Outlier detection is essential in diagnostics to ensure reliable estimation of tissue properties.27,30 In our earlier study utilizing the same NIR spectral data,27 8 out of 15 spectra were eliminated based on contributions from the light source of the conventional arthroscope during measurements. However, this does not account for the relative orientation of the NIRS probe to the arthroscope as inclination of NIRS probe tip (non-optimal contact) towards arthroscopic light source will result to stronger contributions compared to an inclination to opposite direction; therefore, the MVE approach was adopted. In the study of Spahn et al.,30 no explicit reasoning for outlier classification was given. The MVE approach, based on the controlled in vitro measurements, enables fast and effective detection of outliers as observed with the prediction results.

During the arthroscopic NIRS measurements, the narrow cavity of the equine joint restricted probe mobility and, therefore, limited the alignment between the probe and cartilage surface. However, the number of outlier measurements was relatively low (3.1%), demonstrating the clinical feasibility of the technique.
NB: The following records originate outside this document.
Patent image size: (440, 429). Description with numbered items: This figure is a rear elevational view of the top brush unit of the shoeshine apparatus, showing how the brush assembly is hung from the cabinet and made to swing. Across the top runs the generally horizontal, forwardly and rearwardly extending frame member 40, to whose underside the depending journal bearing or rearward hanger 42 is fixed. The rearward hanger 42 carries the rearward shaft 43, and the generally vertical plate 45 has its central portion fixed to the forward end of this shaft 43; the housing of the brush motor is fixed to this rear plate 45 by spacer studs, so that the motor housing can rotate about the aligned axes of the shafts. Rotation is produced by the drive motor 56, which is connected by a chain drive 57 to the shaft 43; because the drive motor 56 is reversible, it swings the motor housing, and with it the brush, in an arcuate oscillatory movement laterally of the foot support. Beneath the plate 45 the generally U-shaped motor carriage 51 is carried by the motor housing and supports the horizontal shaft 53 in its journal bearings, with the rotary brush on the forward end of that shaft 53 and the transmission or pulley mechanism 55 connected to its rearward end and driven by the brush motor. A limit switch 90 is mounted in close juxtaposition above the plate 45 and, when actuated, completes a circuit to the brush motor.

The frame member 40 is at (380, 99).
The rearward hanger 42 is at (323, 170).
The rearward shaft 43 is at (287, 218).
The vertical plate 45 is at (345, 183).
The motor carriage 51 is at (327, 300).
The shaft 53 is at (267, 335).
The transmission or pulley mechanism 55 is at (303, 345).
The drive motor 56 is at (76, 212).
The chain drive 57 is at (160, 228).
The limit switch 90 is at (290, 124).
The main limitation of this study was the contribution of the arthroscopic light source, as this limits the use of data from the visible spectral region, which may be useful for predicting subchondral and trabecular bone properties.27 As an animal model, equines were well-suited for this study due to similar cartilage thickness with humans.16 In addition, for example, racehorses suffer from joint injuries that are often evaluated and treated arthroscopically, thus demonstrating the usefulness of the technique in a relevant veterinary field.

In conclusion, NIRS in combination with deep NNs can be utilized for predicting cartilage thickness, PG content, and collagen orientation angle during in vivo arthroscopy, enabling differentiation between the experimental and control groups. Therefore, adaptation of NIRS may prove useful clinically, e.g. when arthroscopically selecting suitable allograft tissue for mosaicplasty surgery or when assessing the boundaries of focal cartilage defects and healthy cartilage.